University of Stavanger, 4036 Stavanger, Norway.
Risk Anal. 2010 Mar;30(3):354-60; author reply 381-4. doi: 10.1111/j.1539-6924.2009.01314.x. Epub 2009 Nov 16.
It is common perspective in risk analysis that there are two kinds of uncertainties: i) variability as resulting from heterogeneity and stochasticity (aleatory uncertainty) and ii) partial ignorance or epistemic uncertainties resulting from systematic measurement error and lack of knowledge. Probability theory is recognized as the proper tool for treating the aleatory uncertainties, but there are different views on what is the best approach for describing partial ignorance and epistemic uncertainties. Subjective probabilities are often used for representing this type of ignorance and uncertainties, but several alternative approaches have been suggested, including interval analysis, probability bound analysis, and bounds based on evidence theory. It is argued that probability theory generates too precise results when the background knowledge of the probabilities is poor. In this article, we look more closely into this issue. We argue that this critique of probability theory is based on a conception of risk assessment being a tool to objectively report on the true risk and variabilities. If risk assessment is seen instead as a method for describing the analysts' (and possibly other stakeholders') uncertainties about unknown quantities, the alternative approaches (such as the interval analysis) often fail in providing the necessary decision support.

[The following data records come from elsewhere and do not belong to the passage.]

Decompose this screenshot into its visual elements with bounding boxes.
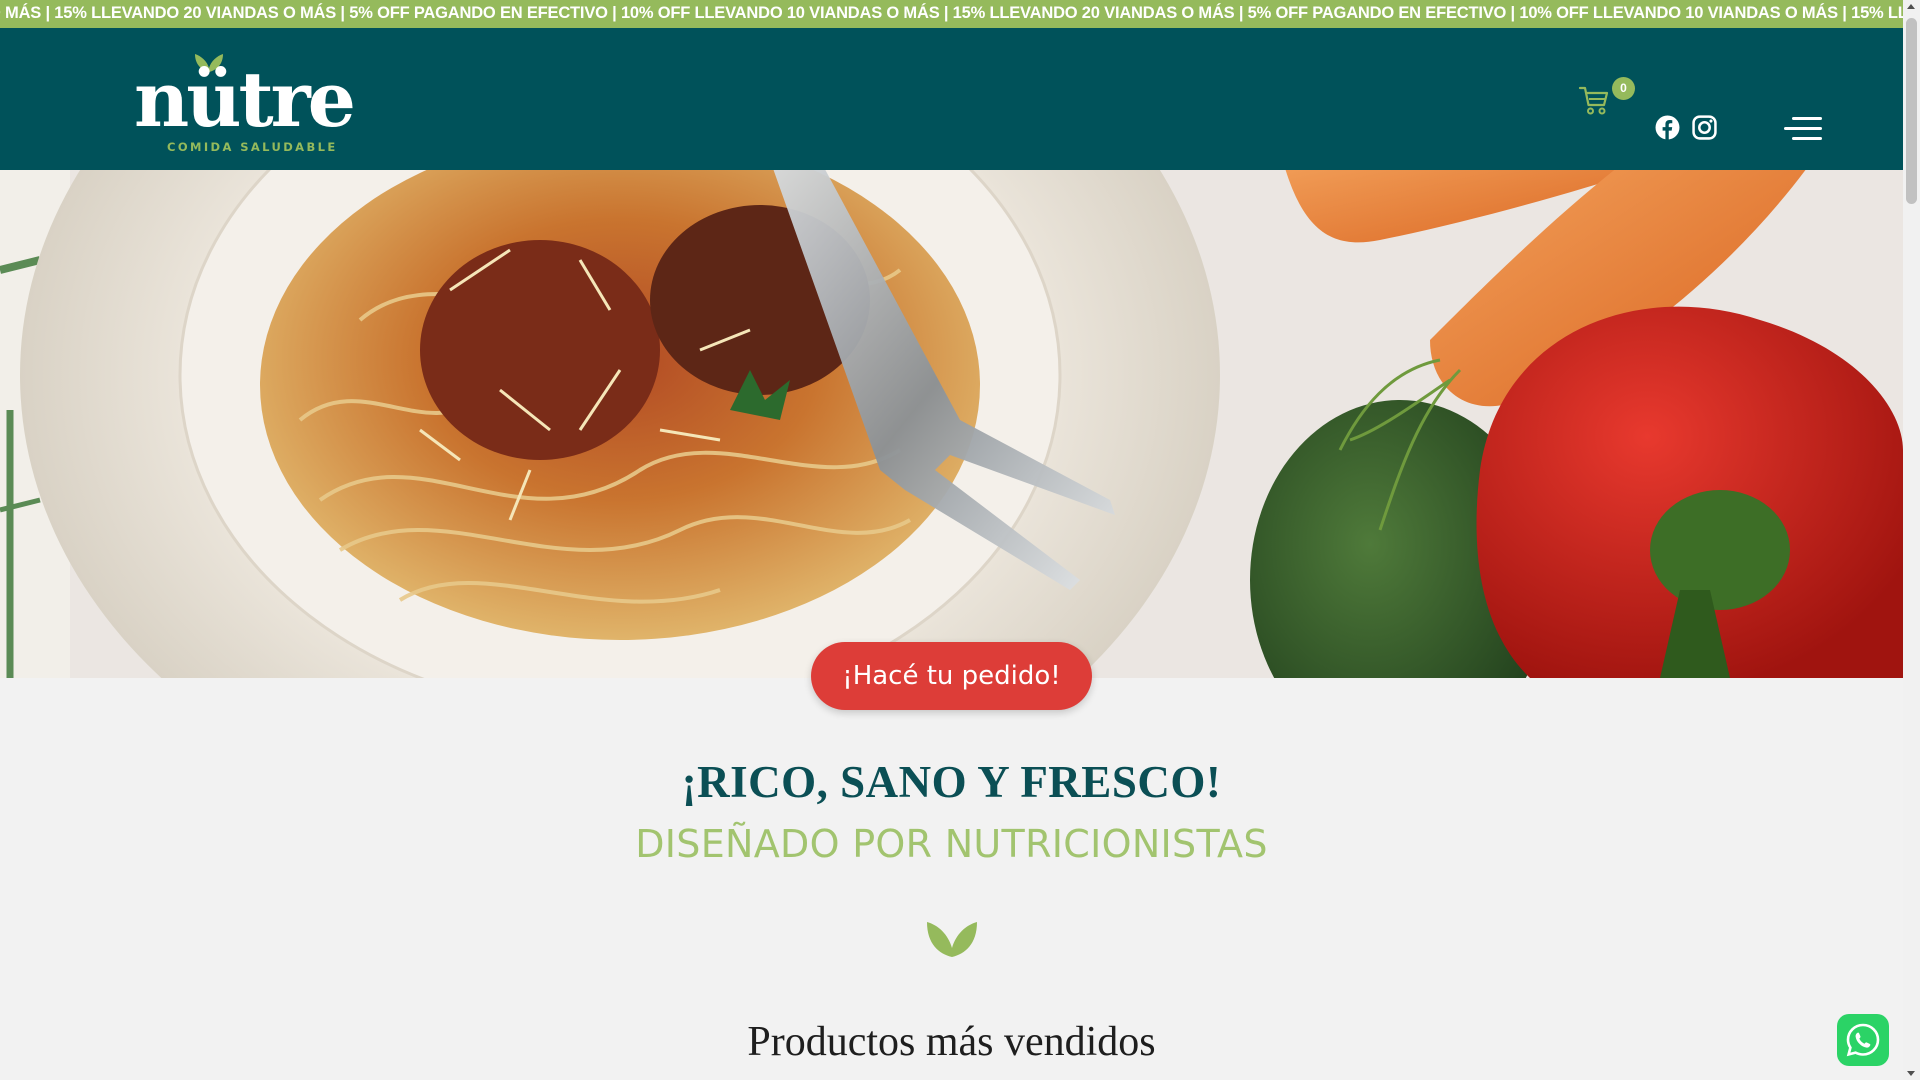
cart-icon [1578, 86, 1609, 115]
scrollbar-thumb[interactable] [1906, 18, 1917, 204]
page-scrollbar[interactable] [1903, 0, 1920, 1080]
order-now-button[interactable]: ¡Hacé tu pedido! [811, 642, 1092, 710]
promo-ticker: O MÁS | 15% LLEVANDO 20 VIANDAS O MÁS | … [0, 0, 1903, 28]
logo-tagline: COMIDA SALUDABLE [167, 140, 338, 154]
sub-headline: DISEÑADO POR NUTRICIONISTAS [635, 822, 1268, 866]
scroll-up-icon[interactable] [1907, 4, 1915, 9]
leaf-icon [927, 922, 977, 957]
best-sellers-title: Productos más vendidos [747, 1019, 1156, 1065]
hero-food-illustration [0, 170, 1903, 678]
menu-icon-bar-bottom [1792, 137, 1822, 140]
cart-button[interactable]: 0 [1578, 77, 1638, 134]
hero-image [0, 170, 1903, 678]
site-header: nütre COMIDA SALUDABLE 0 [0, 28, 1903, 170]
whatsapp-button[interactable] [1837, 1014, 1889, 1066]
facebook-icon[interactable] [1655, 115, 1680, 140]
menu-button[interactable] [1784, 117, 1822, 141]
menu-icon-bar-top [1792, 117, 1822, 120]
menu-icon-bar-middle [1784, 127, 1822, 130]
cart-count-badge: 0 [1612, 77, 1635, 100]
site-logo[interactable]: nütre COMIDA SALUDABLE [134, 48, 364, 158]
instagram-icon[interactable] [1692, 115, 1717, 140]
promo-ticker-text: O MÁS | 15% LLEVANDO 20 VIANDAS O MÁS | … [0, 4, 1903, 22]
scroll-down-icon[interactable] [1907, 1071, 1915, 1076]
logo-wordmark: nütre [134, 55, 356, 144]
whatsapp-icon [1846, 1023, 1880, 1057]
main-headline: ¡RICO, SANO Y FRESCO! [681, 757, 1222, 807]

在风险分析中,人们普遍认为存在两种不确定性:i)由异质性和随机性(或然不确定性)导致的可变性;ii)由于系统测量误差和知识缺乏而导致的部分无知或认知不确定性。概率论被认为是处理或然不确定性的适当工具,但对于如何描述部分无知和认知不确定性,存在不同的观点。主观概率常用于表示这种类型的无知和不确定性,但也提出了几种替代方法,包括区间分析、概率界限分析和基于证据理论的界限。有人认为,当概率的背景知识较差时,概率论会产生过于精确的结果。本文更深入地探讨了这个问题。我们认为,这种对概率论的批评是基于风险评估被视为客观报告真实风险和可变性的工具的观念。如果将风险评估视为描述分析师(和可能的其他利益相关者)对未知量的不确定性的方法,那么替代方法(如区间分析)通常无法提供必要的决策支持。